In the personal development journey, there comes a time when we are ready to reveal ourselves a little more, to step more fully into our truth and speak that truth as we feel it.
Being heard with that truth without judgement or agenda is absolutely golden.
And so, what does it take to listen well?
In a few words – presence, openness, attention, lack of judgement and the willingness to be curious. There are many more, but these are essential qualities if we want to offer others the gift of deep listening.
In our digital world, with so many distractions and sound bytes, our attention span is actually getting shorter. Our brains are changing. We are more able to pay a little attention to a lot of things, but less able to pay attention to just one thing.
Some sort of mind-focusing daily practice is essential if we want to listen well. But also, developing the qualities of presence, curiosity and openness come through practice too.
Once we realise the benefits of listening well and are cultivating the skills needed through daily practice, we firstly need to consciously intend to listen well.
Then we can begin to notice those times that we are listening to someone, yet are aware of some kind of agenda running in our heads. Perhaps we want the person to buy something, or do something for us. Perhaps we want to control the actions of this person in some way, or we are thinking about how to respond so as to appear knowledgeable, or wise, or like we know how to fix it.
Running an agenda takes us away from curiosity, presence and openness.
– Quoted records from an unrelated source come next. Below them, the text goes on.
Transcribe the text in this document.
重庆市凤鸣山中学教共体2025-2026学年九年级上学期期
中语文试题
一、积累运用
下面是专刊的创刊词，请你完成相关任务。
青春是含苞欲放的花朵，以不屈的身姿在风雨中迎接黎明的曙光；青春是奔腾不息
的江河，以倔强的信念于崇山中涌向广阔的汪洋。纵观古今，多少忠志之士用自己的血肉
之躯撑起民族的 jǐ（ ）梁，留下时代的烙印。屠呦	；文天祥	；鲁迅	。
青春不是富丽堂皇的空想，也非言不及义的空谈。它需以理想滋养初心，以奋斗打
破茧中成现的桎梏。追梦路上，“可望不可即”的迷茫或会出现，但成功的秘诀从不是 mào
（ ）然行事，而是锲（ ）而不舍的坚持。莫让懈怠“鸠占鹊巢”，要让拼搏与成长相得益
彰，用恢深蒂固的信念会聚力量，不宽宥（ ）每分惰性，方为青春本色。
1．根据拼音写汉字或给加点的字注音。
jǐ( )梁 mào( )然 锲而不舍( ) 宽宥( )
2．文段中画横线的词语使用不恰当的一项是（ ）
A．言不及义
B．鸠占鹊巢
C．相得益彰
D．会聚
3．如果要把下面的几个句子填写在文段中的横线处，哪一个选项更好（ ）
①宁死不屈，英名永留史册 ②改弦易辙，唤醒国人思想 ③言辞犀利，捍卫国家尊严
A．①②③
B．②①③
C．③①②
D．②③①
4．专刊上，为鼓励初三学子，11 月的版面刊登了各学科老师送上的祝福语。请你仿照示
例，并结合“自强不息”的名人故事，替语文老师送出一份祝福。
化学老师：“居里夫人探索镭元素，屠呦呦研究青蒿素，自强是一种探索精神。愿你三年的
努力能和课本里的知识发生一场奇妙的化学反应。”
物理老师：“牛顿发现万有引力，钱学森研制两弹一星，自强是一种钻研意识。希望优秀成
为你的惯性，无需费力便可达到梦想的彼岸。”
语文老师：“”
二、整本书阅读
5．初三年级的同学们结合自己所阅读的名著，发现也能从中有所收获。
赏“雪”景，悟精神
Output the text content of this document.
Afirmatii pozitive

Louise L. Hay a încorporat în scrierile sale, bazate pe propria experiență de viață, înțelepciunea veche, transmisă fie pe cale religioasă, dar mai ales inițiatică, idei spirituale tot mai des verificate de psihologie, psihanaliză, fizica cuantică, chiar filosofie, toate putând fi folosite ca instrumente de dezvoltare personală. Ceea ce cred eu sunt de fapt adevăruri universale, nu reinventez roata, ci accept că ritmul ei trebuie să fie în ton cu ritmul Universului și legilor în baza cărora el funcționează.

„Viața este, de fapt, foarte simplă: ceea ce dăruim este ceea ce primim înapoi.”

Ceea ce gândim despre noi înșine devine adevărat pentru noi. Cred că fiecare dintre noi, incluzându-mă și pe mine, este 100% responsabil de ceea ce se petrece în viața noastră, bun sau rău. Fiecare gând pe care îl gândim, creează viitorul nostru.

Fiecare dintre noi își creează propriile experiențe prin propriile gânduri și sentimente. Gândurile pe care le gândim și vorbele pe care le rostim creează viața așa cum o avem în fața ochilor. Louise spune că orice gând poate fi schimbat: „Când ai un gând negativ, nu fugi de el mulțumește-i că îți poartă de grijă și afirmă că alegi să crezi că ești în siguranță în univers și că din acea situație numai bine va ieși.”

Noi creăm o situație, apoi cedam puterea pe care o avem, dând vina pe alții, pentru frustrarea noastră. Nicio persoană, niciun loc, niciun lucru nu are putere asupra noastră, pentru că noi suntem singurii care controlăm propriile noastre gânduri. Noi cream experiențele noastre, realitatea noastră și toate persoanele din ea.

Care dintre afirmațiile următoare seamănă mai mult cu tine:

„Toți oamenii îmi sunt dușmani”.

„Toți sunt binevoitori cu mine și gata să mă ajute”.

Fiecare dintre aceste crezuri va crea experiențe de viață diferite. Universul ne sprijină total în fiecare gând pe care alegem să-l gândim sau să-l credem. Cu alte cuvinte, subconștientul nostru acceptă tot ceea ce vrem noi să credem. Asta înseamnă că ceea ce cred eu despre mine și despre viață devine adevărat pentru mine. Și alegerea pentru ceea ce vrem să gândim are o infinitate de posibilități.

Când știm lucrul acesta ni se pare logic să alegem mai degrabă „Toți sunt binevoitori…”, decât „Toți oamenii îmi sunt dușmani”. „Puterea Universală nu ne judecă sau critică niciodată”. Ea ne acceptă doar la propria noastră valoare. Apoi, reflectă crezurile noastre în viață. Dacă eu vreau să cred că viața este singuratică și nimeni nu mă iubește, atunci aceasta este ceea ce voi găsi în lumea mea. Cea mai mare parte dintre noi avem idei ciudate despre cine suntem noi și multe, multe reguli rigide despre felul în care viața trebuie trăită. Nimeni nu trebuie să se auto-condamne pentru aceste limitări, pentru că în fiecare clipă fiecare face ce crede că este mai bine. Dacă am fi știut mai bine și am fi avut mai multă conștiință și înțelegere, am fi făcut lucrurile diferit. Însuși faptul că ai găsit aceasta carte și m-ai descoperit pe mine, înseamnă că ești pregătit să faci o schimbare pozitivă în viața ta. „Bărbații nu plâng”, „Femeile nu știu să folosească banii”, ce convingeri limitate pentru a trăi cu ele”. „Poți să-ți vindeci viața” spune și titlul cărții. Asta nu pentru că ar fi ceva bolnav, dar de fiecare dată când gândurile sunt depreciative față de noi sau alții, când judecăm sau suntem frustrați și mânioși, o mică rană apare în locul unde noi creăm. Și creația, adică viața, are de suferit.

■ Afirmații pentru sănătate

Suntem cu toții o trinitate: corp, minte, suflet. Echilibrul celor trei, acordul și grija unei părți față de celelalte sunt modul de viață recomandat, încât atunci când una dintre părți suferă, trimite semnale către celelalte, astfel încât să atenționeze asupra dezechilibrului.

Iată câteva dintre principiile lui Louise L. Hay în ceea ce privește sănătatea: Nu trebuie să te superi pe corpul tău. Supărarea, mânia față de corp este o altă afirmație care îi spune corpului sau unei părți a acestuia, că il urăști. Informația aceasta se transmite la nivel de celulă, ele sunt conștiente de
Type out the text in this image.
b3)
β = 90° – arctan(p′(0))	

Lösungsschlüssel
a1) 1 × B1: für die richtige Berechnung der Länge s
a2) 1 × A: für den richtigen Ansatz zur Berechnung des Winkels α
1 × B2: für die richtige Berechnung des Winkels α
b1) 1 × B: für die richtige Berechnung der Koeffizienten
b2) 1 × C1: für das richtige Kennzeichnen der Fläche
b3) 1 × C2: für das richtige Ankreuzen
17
The other thing you may notice is how there is only part of you in the conversation because you are aware of how little time you have to get a lot of things done. Or how that person reminds you of your mother/father/sister/brother…
Like agenda, this ‘part attention’ takes us away from listening fully.
The magic of the listening space is worth the energy needed to cultivate it. The gift is to allow the other person the space to reveal more of themselves – more of their thoughts, their feelings and their truths.
And, if any of you have had moments of giving this gift to another, you will also know that the magic occurs within the listener, too. In that shared moment, connection, empathy and trust grow.
The possibility of transformation is in this moment – of the relationship, the business, the family, the community and within yourself.